Increase in stamp duty refunds on second-home surcharge

According to a report by Hampton International, an increase in the value of refunds on the stamp duty surcharge, aimed at second home and buy-to-let investors, indicates that more is now being paid by those who ended up using the property as their main residence.

The survey conducted by Hampton International revealed that 37% of the additional tax revenue has been reimbursed, increasing from 25% in 2019.

Since 2016 those with second homes or investments have faced an additional surcharge of 3% on top of stamp duty land tax charges when the initiative was introduced by then Chancellor George Osborne, in order to reduce buy-to-let demand.

But the charge also affects those in-between moves. Those who are caught between moving from their main residence but fail to sell their old property have three years in which to sell their previous main residence and claim back the 3% surcharge.
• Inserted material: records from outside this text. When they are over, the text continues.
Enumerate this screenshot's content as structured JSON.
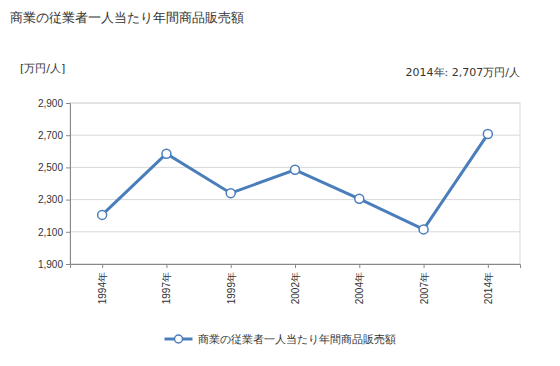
{
  "chart_data": {
    "type": "line",
    "title": "商業の従業者一人当たり年間商品販売額",
    "y_label": "[万円/人]",
    "annotation": "2014年: 2,707万円/人",
    "categories": [
      "1994年",
      "1997年",
      "1999年",
      "2002年",
      "2004年",
      "2007年",
      "2014年"
    ],
    "series": [
      {
        "name": "商業の従業者一人当たり年間商品販売額",
        "color": "#4a7ebb",
        "marker": "circle",
        "values": [
          2205,
          2585,
          2340,
          2485,
          2305,
          2115,
          2707
        ]
      }
    ],
    "ylim": [
      1900,
      2900
    ],
    "yticks": [
      {
        "value": 1900,
        "label": "1,900"
      },
      {
        "value": 2100,
        "label": "2,100"
      },
      {
        "value": 2300,
        "label": "2,300"
      },
      {
        "value": 2500,
        "label": "2,500"
      },
      {
        "value": 2700,
        "label": "2,700"
      },
      {
        "value": 2900,
        "label": "2,900"
      }
    ],
    "grid": true,
    "legend": "bottom"
  }
}
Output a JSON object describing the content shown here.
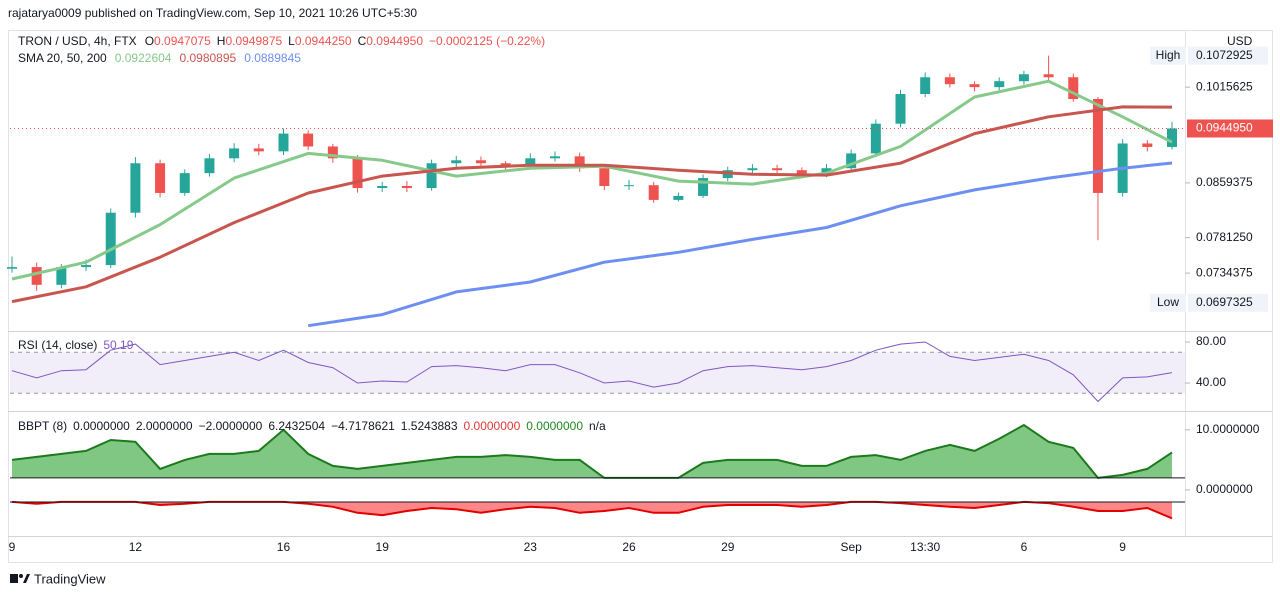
{
  "header": "rajatarya0009 published on TradingView.com, Sep 10, 2021 10:26 UTC+5:30",
  "footer": "TradingView",
  "chart_data": [
    {
      "type": "candlestick",
      "title": "TRON / USD, 4h, FTX",
      "legend": [
        {
          "key": "O",
          "value": "0.0947075"
        },
        {
          "key": "H",
          "value": "0.0949875"
        },
        {
          "key": "L",
          "value": "0.0944250"
        },
        {
          "key": "C",
          "value": "0.0944950"
        }
      ],
      "change": "−0.0002125 (−0.22%)",
      "indicator": "SMA 20, 50, 200",
      "currency": "USD",
      "categories": [
        "9",
        null,
        null,
        null,
        null,
        "12",
        null,
        null,
        null,
        null,
        null,
        "16",
        null,
        null,
        null,
        "19",
        null,
        null,
        null,
        null,
        null,
        "23",
        null,
        null,
        null,
        "26",
        null,
        null,
        null,
        "29",
        null,
        null,
        null,
        null,
        "Sep",
        null,
        null,
        "13:30",
        null,
        null,
        null,
        "6",
        null,
        null,
        null,
        "9",
        null,
        null
      ],
      "open": [
        0.074,
        0.07421,
        0.07195,
        0.07421,
        0.07447,
        0.08159,
        0.08894,
        0.08445,
        0.08742,
        0.08971,
        0.09127,
        0.0908,
        0.09366,
        0.09158,
        0.08971,
        0.08518,
        0.08548,
        0.08518,
        0.08894,
        0.0894,
        0.08894,
        0.08848,
        0.08971,
        0.09002,
        0.08817,
        0.08548,
        0.0856,
        0.08343,
        0.08401,
        0.08667,
        0.08787,
        0.08817,
        0.08787,
        0.08726,
        0.08817,
        0.09048,
        0.09529,
        0.10035,
        0.10333,
        0.10209,
        0.10156,
        0.10262,
        0.10387,
        0.10333,
        0.09948,
        0.08445,
        0.09206,
        0.0915
      ],
      "high": [
        0.0756,
        0.0748,
        0.0746,
        0.0752,
        0.0822,
        0.0899,
        0.0895,
        0.088,
        0.0904,
        0.0921,
        0.092,
        0.0945,
        0.0942,
        0.092,
        0.0902,
        0.0861,
        0.0862,
        0.0895,
        0.0901,
        0.09,
        0.0893,
        0.0905,
        0.0908,
        0.0906,
        0.0888,
        0.0864,
        0.0861,
        0.0845,
        0.0872,
        0.0884,
        0.0888,
        0.0887,
        0.0883,
        0.0888,
        0.0911,
        0.096,
        0.1011,
        0.1042,
        0.104,
        0.1026,
        0.1033,
        0.1045,
        0.1072925,
        0.104,
        0.0998,
        0.0928,
        0.0926,
        0.0956
      ],
      "low": [
        0.0735,
        0.0712,
        0.0715,
        0.0737,
        0.0741,
        0.0809,
        0.0838,
        0.084,
        0.0869,
        0.0891,
        0.0902,
        0.0902,
        0.091,
        0.089,
        0.0845,
        0.0846,
        0.0846,
        0.0848,
        0.0883,
        0.0884,
        0.0879,
        0.088,
        0.0892,
        0.0876,
        0.0849,
        0.0849,
        0.083,
        0.0832,
        0.0837,
        0.0862,
        0.0874,
        0.0873,
        0.0866,
        0.0868,
        0.0876,
        0.0899,
        0.0947,
        0.0998,
        0.1015,
        0.1008,
        0.101,
        0.102,
        0.1025,
        0.099,
        0.07776,
        0.0839,
        0.0908,
        0.0911
      ],
      "close": [
        0.07421,
        0.07195,
        0.07421,
        0.07447,
        0.08159,
        0.08894,
        0.08445,
        0.08742,
        0.08971,
        0.09127,
        0.0908,
        0.09366,
        0.09158,
        0.08971,
        0.08518,
        0.08548,
        0.08518,
        0.08894,
        0.0894,
        0.08894,
        0.08848,
        0.08971,
        0.09002,
        0.08817,
        0.08548,
        0.0856,
        0.08343,
        0.08401,
        0.08667,
        0.08787,
        0.08817,
        0.08787,
        0.08726,
        0.08817,
        0.09048,
        0.09529,
        0.10035,
        0.10333,
        0.10209,
        0.10156,
        0.10262,
        0.10387,
        0.10333,
        0.09948,
        0.08445,
        0.09206,
        0.0915,
        0.094495
      ],
      "up_color": "#26a69a",
      "down_color": "#ef5350",
      "series": [
        {
          "color": "#86c98a",
          "x": [
            0,
            3,
            6,
            9,
            12,
            15,
            18,
            21,
            24,
            27,
            30,
            33,
            36,
            39,
            42,
            45,
            47
          ],
          "values": [
            0.07269,
            0.07485,
            0.07992,
            0.08667,
            0.09048,
            0.0894,
            0.08697,
            0.08817,
            0.08848,
            0.08622,
            0.08577,
            0.08742,
            0.09158,
            0.09983,
            0.10262,
            0.09644,
            0.0922604
          ]
        },
        {
          "color": "#c8564e",
          "x": [
            0,
            3,
            6,
            9,
            12,
            15,
            18,
            21,
            24,
            27,
            30,
            33,
            36,
            39,
            42,
            45,
            47
          ],
          "values": [
            0.06987,
            0.0717,
            0.0755,
            0.08019,
            0.08445,
            0.08697,
            0.08817,
            0.08863,
            0.08863,
            0.08787,
            0.08726,
            0.08712,
            0.08894,
            0.09366,
            0.09644,
            0.09812,
            0.0980895
          ]
        },
        {
          "color": "#6d8ff2",
          "x": [
            12,
            15,
            18,
            21,
            24,
            27,
            30,
            33,
            36,
            39,
            42,
            45,
            47
          ],
          "values": [
            0.067,
            0.06831,
            0.07107,
            0.07231,
            0.07485,
            0.07615,
            0.07788,
            0.07951,
            0.08258,
            0.0849,
            0.08667,
            0.08817,
            0.0889845
          ]
        }
      ],
      "log_scale": true,
      "ylim": [
        0.0665,
        0.1122
      ],
      "yticks": [
        0.0734375,
        {
          "value": 0.078125,
          "label": "0.0781250"
        },
        0.0859375,
        0.1015625
      ],
      "high_marker": {
        "label": "High",
        "value": 0.1072925
      },
      "low_marker": {
        "label": "Low",
        "value": 0.0697325
      },
      "last_price": {
        "value": 0.094495,
        "label": "0.0944950"
      }
    },
    {
      "type": "line",
      "title": "RSI (14, close)",
      "color": "#7e57c2",
      "values": [
        52,
        45,
        52,
        53,
        72,
        78,
        58,
        62,
        66,
        70,
        62,
        72,
        60,
        55,
        40,
        42,
        41,
        56,
        57,
        55,
        52,
        58,
        58,
        50,
        40,
        42,
        36,
        40,
        52,
        56,
        57,
        55,
        53,
        56,
        62,
        72,
        78,
        80,
        66,
        62,
        65,
        68,
        62,
        48,
        22,
        45,
        46,
        50.19
      ],
      "ylim": [
        13.7,
        88.8
      ],
      "yticks": [
        {
          "value": 40,
          "label": "40.00"
        },
        {
          "value": 80,
          "label": "80.00"
        }
      ],
      "band": [
        30,
        70
      ],
      "band_color": "#7e57c2"
    },
    {
      "type": "area",
      "title": "BBPT (8)",
      "legend": [
        {
          "text": "0.0000000",
          "color": "#131722"
        },
        {
          "text": "2.0000000",
          "color": "#131722"
        },
        {
          "text": "−2.0000000",
          "color": "#131722"
        },
        {
          "text": "6.2432504",
          "color": "#131722"
        },
        {
          "text": "−4.7178621",
          "color": "#131722"
        },
        {
          "text": "1.5243883",
          "color": "#131722"
        },
        {
          "text": "0.0000000",
          "color": "#e53935"
        },
        {
          "text": "0.0000000",
          "color": "#1b8a1b"
        },
        {
          "text": "n/a",
          "color": "#131722"
        }
      ],
      "series": [
        {
          "color": "#1b7a1b",
          "fill": "#4caf50",
          "values": [
            5,
            5.5,
            6,
            6.5,
            8.3,
            8,
            3.5,
            5,
            6,
            6,
            6.5,
            10,
            6,
            4,
            3.5,
            4,
            4.5,
            5,
            5.5,
            5.5,
            5.8,
            5.5,
            5,
            5,
            2,
            2,
            2,
            2,
            4.5,
            5,
            5,
            5,
            4,
            4,
            5.5,
            5.8,
            5,
            6.5,
            7.5,
            6.5,
            8.5,
            10.8,
            8,
            7,
            2,
            2.5,
            3.5,
            6.2432504
          ]
        },
        {
          "color": "#e00000",
          "fill": "#ff5252",
          "values": [
            -2,
            -2.3,
            -2,
            -2,
            -2,
            -2,
            -2.5,
            -2.3,
            -2,
            -2,
            -2,
            -2,
            -2.3,
            -2.8,
            -3.8,
            -4.2,
            -3.5,
            -3,
            -3.2,
            -3.8,
            -3.2,
            -2.8,
            -3,
            -3.8,
            -3.5,
            -3,
            -3.8,
            -3.8,
            -2.8,
            -2.5,
            -2.5,
            -2.5,
            -2.8,
            -2.5,
            -2,
            -2,
            -2.2,
            -2.5,
            -2.8,
            -3,
            -2.5,
            -2,
            -2.2,
            -2.8,
            -3.5,
            -3.5,
            -3,
            -4.7178621
          ]
        }
      ],
      "levels": [
        2,
        -2
      ],
      "ylim": [
        -7.5,
        12.8
      ],
      "yticks": [
        {
          "value": 10,
          "label": "10.0000000"
        },
        {
          "value": 0,
          "label": "0.0000000"
        }
      ]
    }
  ]
}
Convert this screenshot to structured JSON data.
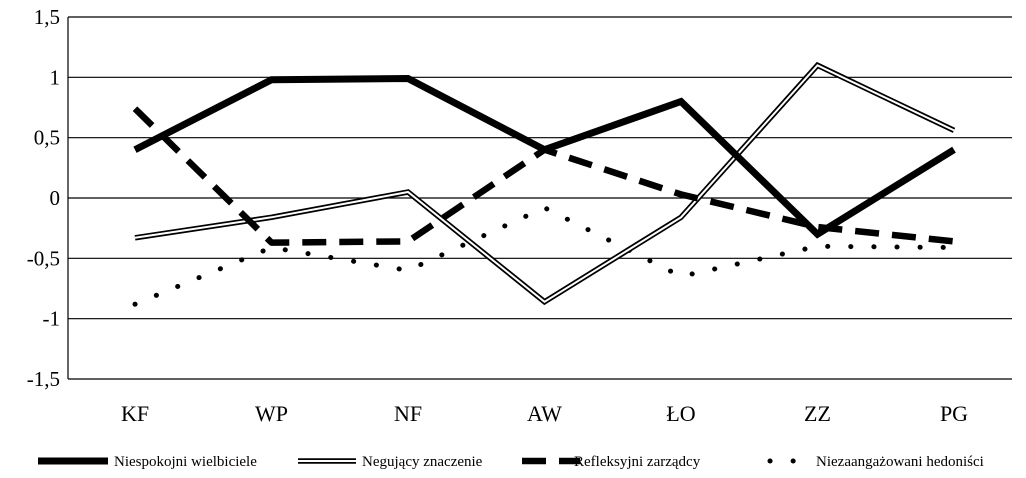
{
  "chart_data": {
    "type": "line",
    "title": "",
    "xlabel": "",
    "ylabel": "",
    "categories": [
      "KF",
      "WP",
      "NF",
      "AW",
      "ŁO",
      "ZZ",
      "PG"
    ],
    "ylim": [
      -1.5,
      1.5
    ],
    "yticks": [
      1.5,
      1,
      0.5,
      0,
      -0.5,
      -1,
      -1.5
    ],
    "ytick_labels": [
      "1,5",
      "1",
      "0,5",
      "0",
      "-0,5",
      "-1",
      "-1,5"
    ],
    "grid": "horizontal",
    "legend_position": "bottom",
    "series": [
      {
        "name": "Niespokojni wielbiciele",
        "style": "thick-solid",
        "color": "#000000",
        "values": [
          0.4,
          0.98,
          0.99,
          0.4,
          0.8,
          -0.3,
          0.4
        ]
      },
      {
        "name": "Negujący znaczenie",
        "style": "double",
        "color": "#000000",
        "values": [
          -0.33,
          -0.16,
          0.05,
          -0.86,
          -0.16,
          1.1,
          0.56
        ]
      },
      {
        "name": "Refleksyjni zarządcy",
        "style": "dashed",
        "color": "#000000",
        "values": [
          0.74,
          -0.37,
          -0.36,
          0.4,
          0.03,
          -0.24,
          -0.36
        ]
      },
      {
        "name": "Niezaangażowani hedoniści",
        "style": "dotted",
        "color": "#000000",
        "values": [
          -0.88,
          -0.41,
          -0.6,
          -0.08,
          -0.65,
          -0.4,
          -0.41
        ]
      }
    ]
  }
}
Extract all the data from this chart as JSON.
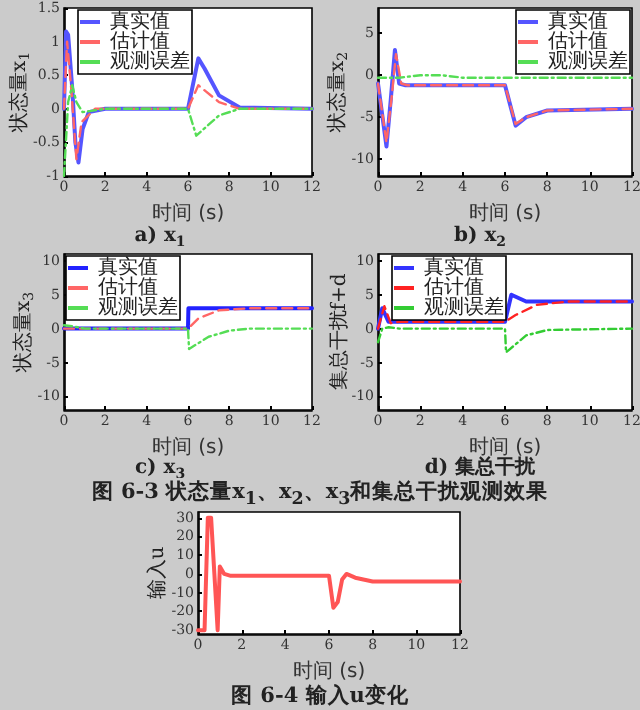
{
  "chart_data": [
    {
      "type": "line",
      "title": "a) x$_{1}$",
      "xlabel": "时间 (s)",
      "ylabel": "状态量x$_{1}$",
      "xlim": [
        0,
        12
      ],
      "xticks": [
        0,
        2,
        4,
        6,
        8,
        10,
        12
      ],
      "ylim": [
        -1,
        1.5
      ],
      "yticks": [
        -1,
        -0.5,
        0,
        0.5,
        1,
        1.5
      ],
      "grid": false,
      "legend": "top left",
      "series": [
        {
          "name": "真实值",
          "color": "#5555ff",
          "line_style": "solid",
          "x": [
            0,
            0.1,
            0.2,
            0.4,
            0.55,
            0.7,
            0.9,
            1.2,
            2,
            6,
            6.2,
            6.5,
            6.8,
            7.5,
            8.5,
            12
          ],
          "values": [
            0,
            1.15,
            1.1,
            0.3,
            -0.5,
            -0.8,
            -0.3,
            -0.05,
            0,
            0,
            0.3,
            0.75,
            0.6,
            0.2,
            0.02,
            0
          ]
        },
        {
          "name": "估计值",
          "color": "#ff6666",
          "line_style": "dashed",
          "x": [
            0,
            0.15,
            0.35,
            0.6,
            0.85,
            1.5,
            6,
            6.5,
            7.5,
            8.5,
            12
          ],
          "values": [
            0,
            1,
            0.3,
            -0.75,
            -0.2,
            0,
            0,
            0.35,
            0.1,
            0,
            0
          ]
        },
        {
          "name": "观测误差",
          "color": "#55dd55",
          "line_style": "dotted",
          "x": [
            0,
            0.2,
            0.4,
            0.6,
            0.9,
            2,
            6,
            6.4,
            7.5,
            8.5,
            12
          ],
          "values": [
            -1,
            0.1,
            0.35,
            0.1,
            -0.05,
            0,
            0,
            -0.4,
            -0.1,
            0,
            0
          ]
        }
      ]
    },
    {
      "type": "line",
      "title": "b) x$_{2}$",
      "xlabel": "时间 (s)",
      "ylabel": "状态量x$_{2}$",
      "xlim": [
        0,
        12
      ],
      "xticks": [
        0,
        2,
        4,
        6,
        8,
        10,
        12
      ],
      "ylim": [
        -12,
        8
      ],
      "yticks": [
        -10,
        -5,
        0,
        5
      ],
      "grid": false,
      "legend": "top right",
      "series": [
        {
          "name": "真实值",
          "color": "#5555ff",
          "line_style": "solid",
          "x": [
            0,
            0.4,
            0.6,
            0.8,
            1,
            1.3,
            6,
            6.5,
            7,
            8,
            12
          ],
          "values": [
            -1,
            -8.5,
            -3,
            3,
            -1,
            -1.2,
            -1.2,
            -6,
            -5,
            -4.2,
            -4
          ]
        },
        {
          "name": "估计值",
          "color": "#ff6666",
          "line_style": "dashed",
          "x": [
            0,
            0.4,
            0.65,
            0.85,
            1.1,
            1.4,
            6,
            6.5,
            7,
            8,
            12
          ],
          "values": [
            -1,
            -8,
            -2.5,
            2.5,
            -1,
            -1.2,
            -1.2,
            -5.8,
            -5,
            -4.2,
            -4
          ]
        },
        {
          "name": "观测误差",
          "color": "#55dd55",
          "line_style": "dotted",
          "x": [
            0,
            0.5,
            1,
            2,
            3,
            4,
            12
          ],
          "values": [
            -0.3,
            -0.3,
            -0.3,
            0,
            0,
            -0.3,
            -0.3
          ]
        }
      ]
    },
    {
      "type": "line",
      "title": "c) x$_{3}$",
      "xlabel": "时间 (s)",
      "ylabel": "状态量x$_{3}$",
      "xlim": [
        0,
        12
      ],
      "xticks": [
        0,
        2,
        4,
        6,
        8,
        10,
        12
      ],
      "ylim": [
        -12,
        11
      ],
      "yticks": [
        -10,
        -5,
        0,
        5,
        10
      ],
      "grid": false,
      "legend": "top left",
      "series": [
        {
          "name": "真实值",
          "color": "#2222ff",
          "line_style": "solid",
          "x": [
            0,
            6,
            6.02,
            12
          ],
          "values": [
            0,
            0,
            3,
            3
          ]
        },
        {
          "name": "估计值",
          "color": "#ff6666",
          "line_style": "dashed",
          "x": [
            0,
            6,
            6.5,
            7.5,
            9,
            12
          ],
          "values": [
            0,
            0,
            1.5,
            2.7,
            3,
            3
          ]
        },
        {
          "name": "观测误差",
          "color": "#55dd55",
          "line_style": "dotted",
          "x": [
            0,
            0.5,
            1,
            6,
            6.05,
            7,
            8,
            9,
            12
          ],
          "values": [
            0.5,
            0.3,
            0,
            0,
            -3,
            -1.2,
            -0.3,
            0,
            0
          ]
        }
      ]
    },
    {
      "type": "line",
      "title": "d) 集总干扰",
      "xlabel": "时间 (s)",
      "ylabel": "集总干扰f+d",
      "xlim": [
        0,
        12
      ],
      "xticks": [
        0,
        2,
        4,
        6,
        8,
        10,
        12
      ],
      "ylim": [
        -12,
        11
      ],
      "yticks": [
        -10,
        -5,
        0,
        5,
        10
      ],
      "grid": false,
      "legend": "top left",
      "annotations": [
        "图 6-3 状态量x$_{1}$、x$_{2}$、x$_{3}$和集总干扰观测效果"
      ],
      "series": [
        {
          "name": "真实值",
          "color": "#3333ff",
          "line_style": "solid",
          "x": [
            0,
            0.2,
            0.5,
            1,
            6,
            6.3,
            7,
            12
          ],
          "values": [
            0,
            3,
            1,
            1,
            1,
            5,
            4,
            4
          ]
        },
        {
          "name": "估计值",
          "color": "#ff2222",
          "line_style": "dashed",
          "x": [
            0,
            0.3,
            0.6,
            1,
            6,
            6.5,
            7.5,
            9,
            12
          ],
          "values": [
            0,
            3.3,
            0.8,
            1,
            1,
            2,
            3.5,
            4,
            4
          ]
        },
        {
          "name": "观测误差",
          "color": "#33cc33",
          "line_style": "dotted",
          "x": [
            0,
            0.2,
            0.5,
            1,
            6,
            6.05,
            7,
            8,
            12
          ],
          "values": [
            -2,
            0,
            0.2,
            0,
            0,
            -3.5,
            -1,
            -0.2,
            0
          ]
        }
      ]
    },
    {
      "type": "line",
      "xlabel": "时间 (s)",
      "ylabel": "输入u",
      "xlim": [
        0,
        12
      ],
      "xticks": [
        0,
        2,
        4,
        6,
        8,
        10,
        12
      ],
      "ylim": [
        -32,
        33
      ],
      "yticks": [
        -30,
        -20,
        -10,
        0,
        10,
        20,
        30
      ],
      "grid": false,
      "legend": false,
      "annotations": [
        "图 6-4 输入u变化"
      ],
      "series": [
        {
          "color": "#ff5555",
          "line_style": "solid",
          "x": [
            0,
            0.3,
            0.45,
            0.6,
            0.75,
            0.9,
            1,
            1.2,
            1.5,
            6,
            6.2,
            6.4,
            6.6,
            6.8,
            7.2,
            8,
            12
          ],
          "values": [
            -30,
            -30,
            30,
            30,
            0,
            -30,
            4,
            0,
            -1,
            -1,
            -18,
            -15,
            -3,
            0,
            -2,
            -4,
            -4
          ]
        }
      ]
    }
  ]
}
Anesia Beverridge, Research Director at Hamptons, said:

The percentage of refunds by amount has remained flat since 2018 at around 13%, indicating that the increase in refunds is due to higher purchases by wealthier homeowners. According to Hamptons, the average buyer who regained the extra charge was paying £526,000. This is more than double the national average home price.

This equates to the average buyer in this category having to stump up an additional £15,780 to cover the charge prior to receiving a refund.

According to agents, a surge in demand for more spacious homes with outdoor space, as well as declining housing stock levels has led to problems. Royal Institution of Chartered Surveyors recently commented:

The lack of available supply continues to limit options to potential buyers and is a key factor in supporting strong growth in home prices. It continues to exist.”

Consequently movers are cautious about putting their homes on the market before finding and securing new properties.

Beverridge commented that the increase in refunds suggests that additional stamp duty charges should be designed to achieve the intended goals.

In today’s market where inventory matters, That’s a fair amount of money people have to come up with, It acts as a little drag”, she said.

The HMRC October housing transaction figures report also revealed a 52% month-on-month decrease after buyers rushed to complete their purchases before the end of the stamp duty holiday final stage.

Experts are now predicting a market slowdown due to low stock levels and the usual seasonal downturn but say that prices will remain high and that pandemic-influenced behaviour will continue next year.

Lawrence Bowles, senior research analyst at Savills, commented:

The slowdown across England and Northern Ireland is the result of stamp duty holiday distortions and the broader housing market activity remains high,” noting a growth in activity in parts of the UK unaffected by stamp duty holidays, with October trading in Scotland 16% above the average for 2017-19.